- Born: 11 March 1914 Brisbane, Queensland, Australia
- Died: 12 January 1999 (aged 84)
- Spouse: Lorna McCafferty
- Children: Six

= Jack McCafferty =

Australian politician

John Francis McCafferty (1914-1999) was one of the pioneers of the bus and coach industry in Australia, founder of McCafferty's Coaches and mayor of Toowoomba for 9 years.

McCafferty was born at Breakfast Creek, Brisbane on 11 March 1914, the son of James McCafferty, a railway engine driver, and Martha.

During the depression in the 1930s, he operated a milk run with a horse and cart in Wilsonton.

On 1 April 1940, McCafferty began his first bus run, purchasing the Picnic Point to Rangeville service. Later in 1950, he acquired a co-ordinated bus-rail link from Toowoomba to Brisbane. Over the following years, he acquired further services, building the McCafferty's Coaches business into an Australia-wide coach service. His coach business was later merged into Greyhound Australia.
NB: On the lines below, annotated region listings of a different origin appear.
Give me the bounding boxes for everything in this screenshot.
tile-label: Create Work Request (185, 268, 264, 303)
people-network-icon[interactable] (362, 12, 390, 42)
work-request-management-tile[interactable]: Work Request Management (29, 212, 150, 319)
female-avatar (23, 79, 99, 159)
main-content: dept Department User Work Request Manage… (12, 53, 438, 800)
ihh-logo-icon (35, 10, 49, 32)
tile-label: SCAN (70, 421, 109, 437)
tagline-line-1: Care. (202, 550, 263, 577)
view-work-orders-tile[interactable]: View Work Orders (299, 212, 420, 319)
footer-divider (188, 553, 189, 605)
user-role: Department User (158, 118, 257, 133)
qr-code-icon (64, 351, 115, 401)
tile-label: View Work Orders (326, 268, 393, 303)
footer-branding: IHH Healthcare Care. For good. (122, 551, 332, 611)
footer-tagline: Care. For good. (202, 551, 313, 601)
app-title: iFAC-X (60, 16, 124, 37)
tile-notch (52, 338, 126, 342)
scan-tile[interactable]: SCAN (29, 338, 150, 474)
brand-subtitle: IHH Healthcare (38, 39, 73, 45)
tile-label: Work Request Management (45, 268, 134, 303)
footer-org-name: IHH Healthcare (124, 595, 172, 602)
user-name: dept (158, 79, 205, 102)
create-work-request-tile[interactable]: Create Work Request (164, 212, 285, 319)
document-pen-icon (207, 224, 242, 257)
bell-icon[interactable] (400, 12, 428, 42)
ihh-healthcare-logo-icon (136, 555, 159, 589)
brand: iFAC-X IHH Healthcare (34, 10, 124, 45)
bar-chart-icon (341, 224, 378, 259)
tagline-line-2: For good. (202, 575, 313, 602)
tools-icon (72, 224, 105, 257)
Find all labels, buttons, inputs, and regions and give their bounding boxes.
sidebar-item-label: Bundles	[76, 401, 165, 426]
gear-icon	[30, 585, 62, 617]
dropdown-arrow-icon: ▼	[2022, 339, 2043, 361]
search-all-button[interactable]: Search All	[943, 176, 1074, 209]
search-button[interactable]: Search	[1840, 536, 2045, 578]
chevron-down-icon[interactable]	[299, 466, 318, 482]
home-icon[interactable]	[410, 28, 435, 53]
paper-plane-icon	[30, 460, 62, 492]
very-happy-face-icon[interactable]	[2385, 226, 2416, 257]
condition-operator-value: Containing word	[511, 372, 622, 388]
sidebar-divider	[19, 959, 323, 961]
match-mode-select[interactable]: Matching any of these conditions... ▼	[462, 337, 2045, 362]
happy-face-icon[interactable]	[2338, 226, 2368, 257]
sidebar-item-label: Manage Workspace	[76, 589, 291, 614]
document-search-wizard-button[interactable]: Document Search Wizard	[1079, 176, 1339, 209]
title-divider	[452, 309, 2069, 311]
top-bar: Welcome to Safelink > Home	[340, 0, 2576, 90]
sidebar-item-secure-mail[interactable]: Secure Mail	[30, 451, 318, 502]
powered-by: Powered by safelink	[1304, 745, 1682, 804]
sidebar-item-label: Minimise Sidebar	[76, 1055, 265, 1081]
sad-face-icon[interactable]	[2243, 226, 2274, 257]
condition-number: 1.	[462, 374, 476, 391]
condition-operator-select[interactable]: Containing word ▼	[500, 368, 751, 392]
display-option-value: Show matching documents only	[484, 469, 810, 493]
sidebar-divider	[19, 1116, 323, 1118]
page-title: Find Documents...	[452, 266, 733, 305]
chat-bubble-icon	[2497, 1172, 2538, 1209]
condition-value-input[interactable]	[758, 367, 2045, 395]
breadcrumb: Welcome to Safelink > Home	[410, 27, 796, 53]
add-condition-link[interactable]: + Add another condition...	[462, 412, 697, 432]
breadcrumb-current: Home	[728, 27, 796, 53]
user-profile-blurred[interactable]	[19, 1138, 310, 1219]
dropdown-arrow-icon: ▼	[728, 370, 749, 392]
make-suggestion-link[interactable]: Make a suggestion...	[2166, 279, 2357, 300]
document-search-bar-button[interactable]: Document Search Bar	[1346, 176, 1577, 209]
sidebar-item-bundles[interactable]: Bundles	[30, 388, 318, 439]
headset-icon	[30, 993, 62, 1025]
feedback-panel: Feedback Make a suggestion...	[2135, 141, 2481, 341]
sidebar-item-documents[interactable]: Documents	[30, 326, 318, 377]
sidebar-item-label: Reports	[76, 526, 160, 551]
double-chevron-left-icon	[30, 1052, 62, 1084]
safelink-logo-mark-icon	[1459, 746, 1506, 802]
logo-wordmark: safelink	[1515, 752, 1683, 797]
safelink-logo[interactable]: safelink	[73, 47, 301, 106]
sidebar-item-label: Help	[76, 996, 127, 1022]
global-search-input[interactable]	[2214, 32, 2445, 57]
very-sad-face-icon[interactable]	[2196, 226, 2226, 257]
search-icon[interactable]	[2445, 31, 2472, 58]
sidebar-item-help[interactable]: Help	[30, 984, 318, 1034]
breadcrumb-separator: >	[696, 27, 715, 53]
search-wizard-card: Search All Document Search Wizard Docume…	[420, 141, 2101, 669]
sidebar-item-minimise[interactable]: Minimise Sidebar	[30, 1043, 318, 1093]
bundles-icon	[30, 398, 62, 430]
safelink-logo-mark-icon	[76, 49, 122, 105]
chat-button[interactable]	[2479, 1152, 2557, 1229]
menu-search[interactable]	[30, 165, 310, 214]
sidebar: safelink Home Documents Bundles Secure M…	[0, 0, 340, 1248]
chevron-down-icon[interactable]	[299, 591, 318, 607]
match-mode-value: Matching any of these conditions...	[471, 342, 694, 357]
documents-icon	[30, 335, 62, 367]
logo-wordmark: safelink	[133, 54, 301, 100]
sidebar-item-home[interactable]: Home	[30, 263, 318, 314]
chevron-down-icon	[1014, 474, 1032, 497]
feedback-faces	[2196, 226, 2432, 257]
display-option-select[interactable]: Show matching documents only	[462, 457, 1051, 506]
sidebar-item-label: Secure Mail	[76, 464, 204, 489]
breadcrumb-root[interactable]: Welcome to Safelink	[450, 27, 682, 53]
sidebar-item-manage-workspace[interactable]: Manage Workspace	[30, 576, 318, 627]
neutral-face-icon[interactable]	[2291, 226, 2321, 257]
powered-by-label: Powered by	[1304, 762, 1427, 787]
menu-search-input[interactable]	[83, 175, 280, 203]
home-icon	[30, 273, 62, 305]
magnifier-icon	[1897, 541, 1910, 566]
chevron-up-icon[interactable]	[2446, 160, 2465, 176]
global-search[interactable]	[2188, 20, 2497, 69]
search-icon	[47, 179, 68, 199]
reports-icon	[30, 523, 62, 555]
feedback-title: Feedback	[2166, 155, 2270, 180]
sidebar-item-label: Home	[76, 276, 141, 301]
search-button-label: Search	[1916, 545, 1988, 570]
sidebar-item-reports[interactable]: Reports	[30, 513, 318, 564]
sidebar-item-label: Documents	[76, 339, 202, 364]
In 1955, McCafferty was elected as an alderman to the Toowoomba City Council and within three years he was the 58th mayor of Toowoomba, an office he held for nine years until his defeat in 1967. During this time, he came to be regarded as a dynamic mayor who put Toowoomba on the map.

McCafferty died on 12 January 1999 at the age of 84 after a 2-year battle with cancer. His funeral was held at St Patrick's Cathedral and was attended by more than 1,000 people.